The right to remain silent has never occurred to Dick Grasso, Ken Langone or Maurice “Hank” Greenberg – the most celebrated and outspoken defendants ever to appear in an Attorney General Eliot Spitzer lawsuit.
In fact, instead of quietly huddling with lawyers to prepare for their upcoming courtroom showdowns – like most defendants, from mobsters to other business titans – the trio has become as outspoken and brash as, well, Spitzer himself.
“I think the case against me is a hollow one, and I’ve never been reluctant to say that,” Grasso, the former head of the New York Stock Exchange, told The Post.
Grasso, almost from the day he was forced out in 2003 over charges he accepted an excessive pay package of $140 million, has lobbed bricks at Spitzer.

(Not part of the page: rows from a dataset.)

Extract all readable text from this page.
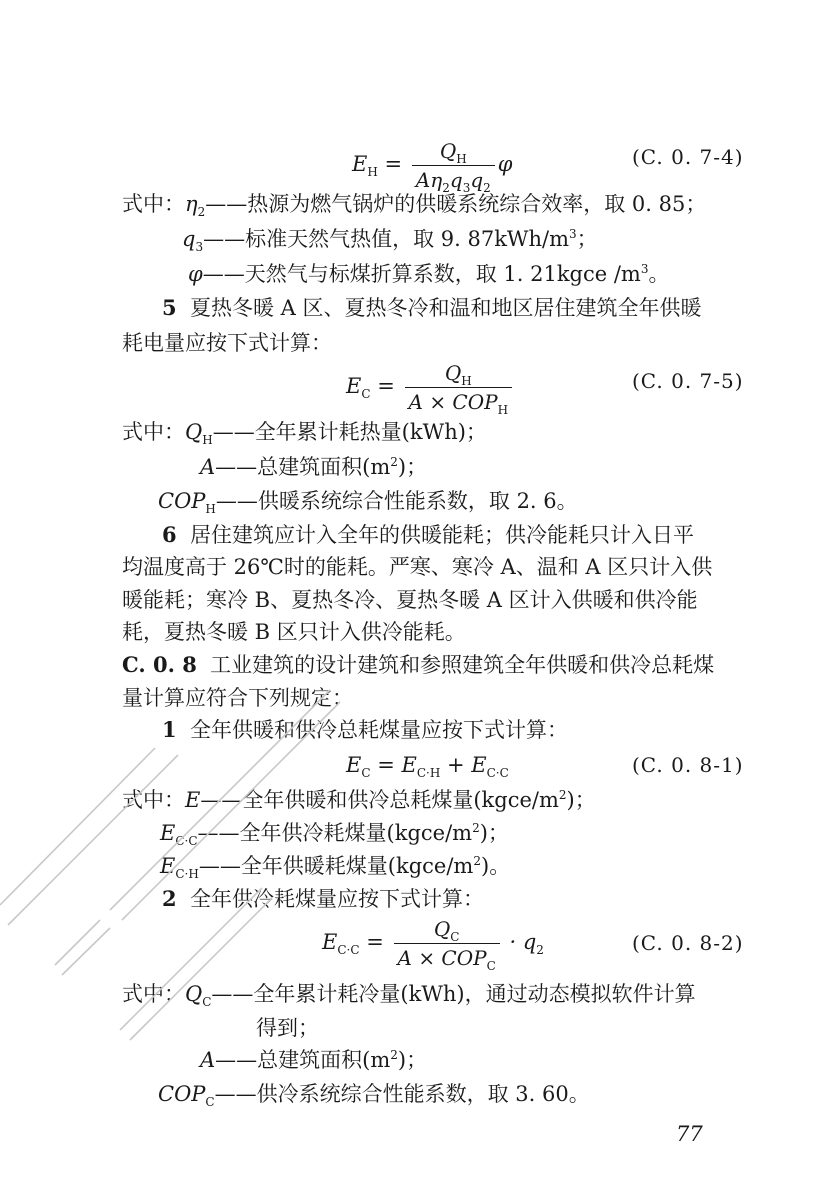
$E_H = \frac{Q_H}{A\eta_2q_3q_2}$ φ	(C. 0. 7-4)
式中：$\eta_2——$热源为燃气锅炉的供暖系统综合效率，取 0. 85；
$q_3——$标准天然气热值，取 9. $87kWh/m^3$；
φ——天然气与标煤折算系数，取 1. 21kgce $/m^3$。
5 夏热冬暖 A 区、夏热冬冷和温和地区居住建筑全年供暖
耗电量应按下式计算：
$E_C = \frac{Q_H}{A \times COP_H}$	(C. 0. 7-5)
式中：$Q_H——$全年累计耗热量(kWh)；
A——总建筑面积$(m^2)$；
$COP_H——$供暖系统综合性能系数，取 2. 6。
6 居住建筑应计入全年的供暖能耗；供冷能耗只计入日平
均温度高于 26℃时的能耗。严寒、寒冷 A、温和 A 区只计入供
暖能耗；寒冷 B、夏热冬冷、夏热冬暖 A 区计入供暖和供冷能
耗，夏热冬暖 B 区只计入供冷能耗。
C. 0. 8 工业建筑的设计建筑和参照建筑全年供暖和供冷总耗煤
量计算应符合下列规定：
1 全年供暖和供冷总耗煤量应按下式计算：
$E_C = E_{C\cdot H} + E_{C\cdot C}$	(C. 0. 8-1)
式中：E——全年供暖和供冷总耗煤量$(kgce/m^2)$；
$E_{C\cdot C}——$全年供冷耗煤量$(kgce/m^2)$；
$E_{C\cdot H}——$全年供暖耗煤量$(kgce/m^2)$。
2 全年供冷耗煤量应按下式计算：
$E_{C\cdot C} = \frac{Q_C}{A \times COP_C} \cdot q_2$	(C. 0. 8-2)
式中：$Q_C——$全年累计耗冷量(kWh)，通过动态模拟软件计算
得到；
A——总建筑面积$(m^2)$；
$COP_C——$供冷系统综合性能系数，取 3. 60。
77
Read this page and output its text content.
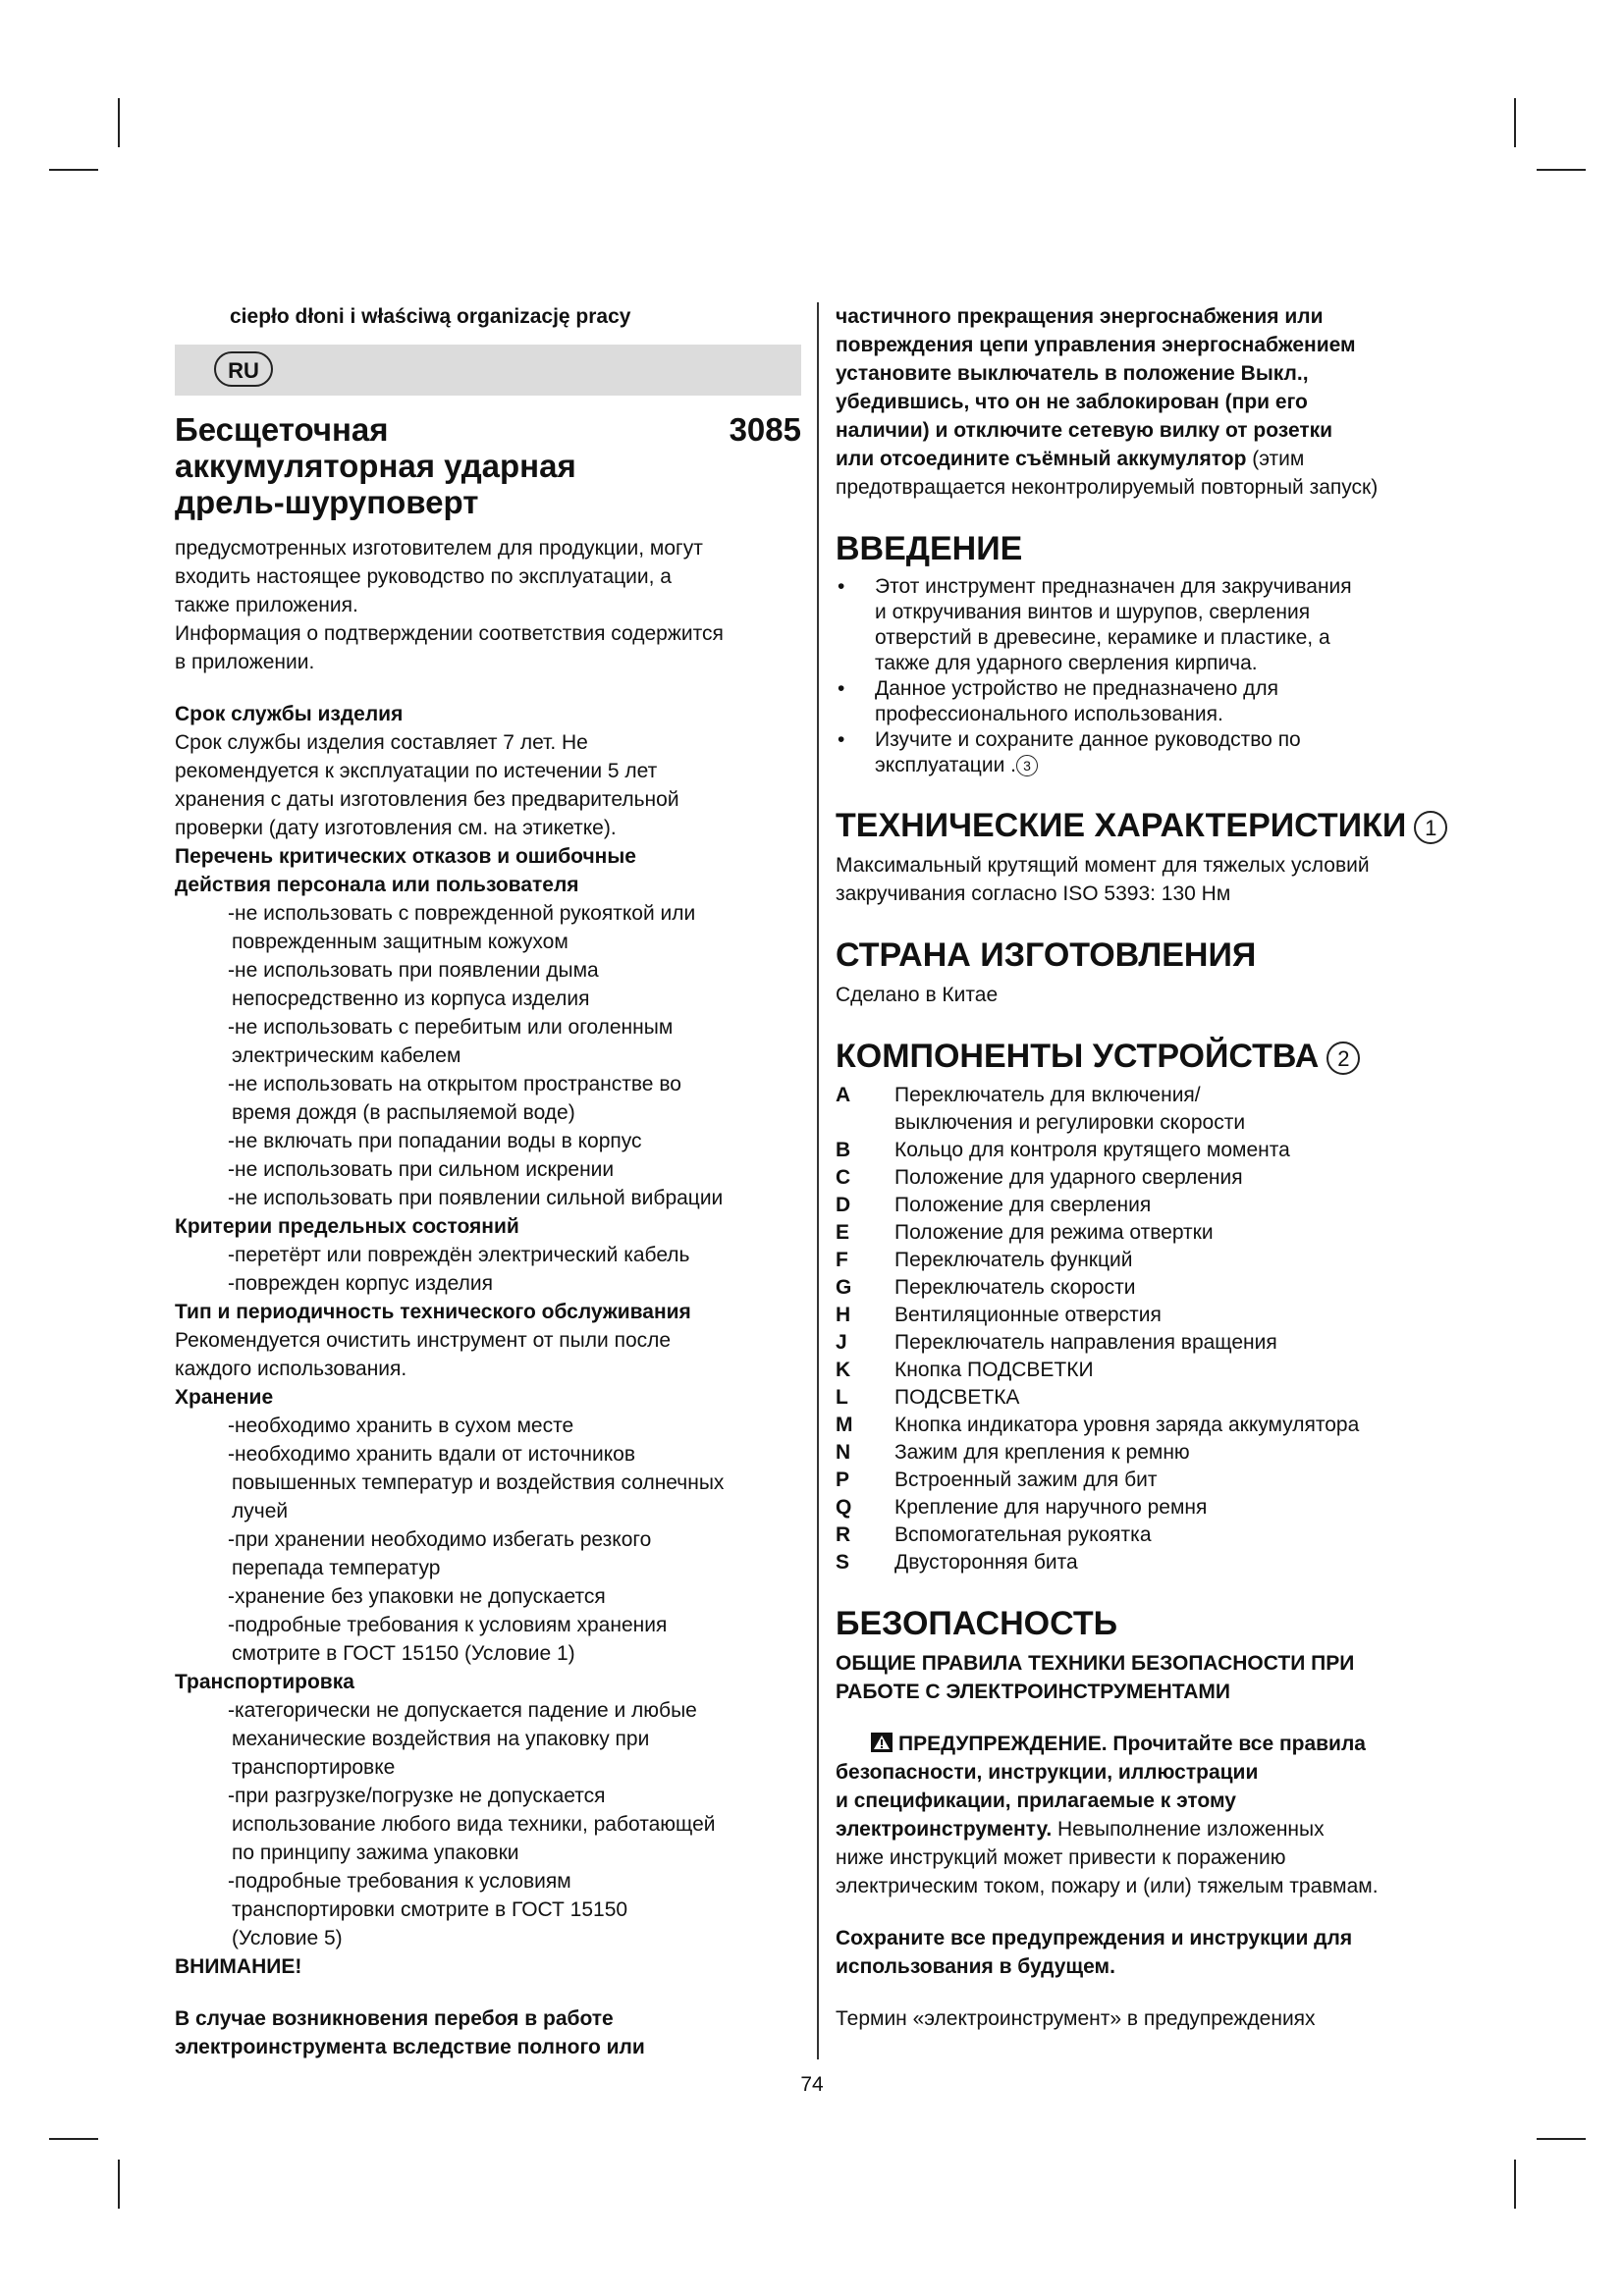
ciepło dłoni i właściwą organizację pracy

RU
Бесщеточная
аккумуляторная ударная
дрель-шуруповерт
3085

предусмотренных изготовителем для продукции, могут

входить настоящее руководство по эксплуатации, а

также приложения.

Информация о подтверждении соответствия содержится

в приложении.

Срок службы изделия

Срок службы изделия составляет 7 лет. Не

рекомендуется к эксплуатации по истечении 5 лет

хранения с даты изготовления без предварительной

проверки (дату изготовления см. на этикетке).

Перечень критических отказов и ошибочные

действия персонала или пользователя

-не использовать с поврежденной рукояткой или

поврежденным защитным кожухом

-не использовать при появлении дыма

непосредственно из корпуса изделия

-не использовать с перебитым или оголенным

электрическим кабелем

-не использовать на открытом пространстве во

время дождя (в распыляемой воде)

-не включать при попадании воды в корпус

-не использовать при сильном искрении

-не использовать при появлении сильной вибрации

Критерии предельных состояний

-перетёрт или повреждён электрический кабель

-поврежден корпус изделия

Тип и периодичность технического обслуживания

Рекомендуется очистить инструмент от пыли после

каждого использования.

Хранение

-необходимо хранить в сухом месте

-необходимо хранить вдали от источников

повышенных температур и воздействия солнечных

лучей

-при хранении необходимо избегать резкого

перепада температур

-хранение без упаковки не допускается

-подробные требования к условиям хранения

смотрите в ГОСТ 15150 (Условие 1)

Транспортировка

-категорически не допускается падение и любые

механические воздействия на упаковку при

транспортировке

-при разгрузке/погрузке не допускается

использование любого вида техники, работающей

по принципу зажима упаковки

-подробные требования к условиям

транспортировки смотрите в ГОСТ 15150

(Условие 5)

ВНИМАНИЕ!

В случае возникновения перебоя в работе

электроинструмента вследствие полного или

частичного прекращения энергоснабжения или

повреждения цепи управления энергоснабжением

установите выключатель в положение Выкл.,

убедившись, что он не заблокирован (при его

наличии) и отключите сетевую вилку от розетки

или отсоедините съёмный аккумулятор (этим

предотвращается неконтролируемый повторный запуск)

ВВЕДЕНИЕ
• Этот инструмент предназначен для закручивания
и откручивания винтов и шурупов, сверления
отверстий в древесине, керамике и пластике, а
также для ударного сверления кирпича.
• Данное устройство не предназначено для
профессионального использования.
• Изучите и сохраните данное руководство по
эксплуатации . 3
ТЕХНИЧЕСКИЕ ХАРАКТЕРИСТИКИ 1

Максимальный крутящий момент для тяжелых условий

закручивания согласно ISO 5393: 130 Нм

СТРАНА ИЗГОТОВЛЕНИЯ

Сделано в Китае

КОМПОНЕНТЫ УСТРОЙСТВА 2
A	Переключатель для включения/
выключения и регулировки скорости
B	Кольцо для контроля крутящего момента
C	Положение для ударного сверления
D	Положение для сверления
E	Положение для режима отвертки
F	Переключатель функций
G	Переключатель скорости
H	Вентиляционные отверстия
J	Переключатель направления вращения
K	Кнопка ПОДСВЕТКИ
L	ПОДСВЕТКА
M	Кнопка индикатора уровня заряда аккумулятора
N	Зажим для крепления к ремню
P	Встроенный зажим для бит
Q	Крепление для наручного ремня
R	Вспомогательная рукоятка
S	Двусторонняя бита
БЕЗОПАСНОСТЬ

ОБЩИЕ ПРАВИЛА ТЕХНИКИ БЕЗОПАСНОСТИ ПРИ

РАБОТЕ С ЭЛЕКТРОИНСТРУМЕНТАМИ

ПРЕДУПРЕЖДЕНИЕ. Прочитайте все правила

безопасности, инструкции, иллюстрации

и спецификации, прилагаемые к этому

электроинструменту. Невыполнение изложенных

ниже инструкций может привести к поражению

электрическим током, пожару и (или) тяжелым травмам.

Сохраните все предупреждения и инструкции для

использования в будущем.

Термин «электроинструмент» в предупреждениях

74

Ditto Langone, the NYSE board member charged with facilitating Grasso’s huge pay package. “It is important to get out there and build a case in the public,” said Langone spokesman Jim McCarthy. “Ken’s making his stand so public for reasons of integrity based on the sound business decisions he’s made.”
Greenberg, the former chairman of AIG charged with creating a sham insurance transaction and hiding underwriting losses, has, ironically, been speaking up more since the May 25, 2005, charges were leveled against him than before.
But is defiance the right note to strike?
“It is increasingly the case that subjects of government investigations are taking advantage of pre-trial opportunities to get their version of events out into the court of public opinion,” said Seth Rodner, a former federal prosecutor and current white-collar criminal defense attorney with Fowler, White, Boggs & Banker.
Rodner said the defiant tack “has great potential to backfire.” It can also inadvertently tip off prosecutors to the defense team’s trial strategy, he said.
“Greenberg, in particular, is out there making statements in writing that will be memorialized for all time and that he will never be able to run away from,” Rodner continued.
No Greenberg trial date has been set.
For Grasso and codefendant Langone – who are set for an Oct. 16 trial – the stakes are even higher and, as a result, the vitriol is that much more intense.
According to Fordham law professor Jill Fisch, Spitzer is trying to use Grasso’s $140 million compensation package to illustrate an insatiable level of greed on the part of corporate executives and to bring Grasso down to the level of disgraced HealthSouth CEO Richard Scrushy, Tyco CEO Dennis Koslowski and others.
“Grasso has to counter that by making sure the public knows that those executives did horrible things to their companies while he was just the opposite,” Fisch said.
“He has to show that if he wasn’t a hero, then at the very least he was a highly effective leader,” she said. “That’s a key part of his p.r. strategy.”
A call to Spitzer’s office for comment was not returned.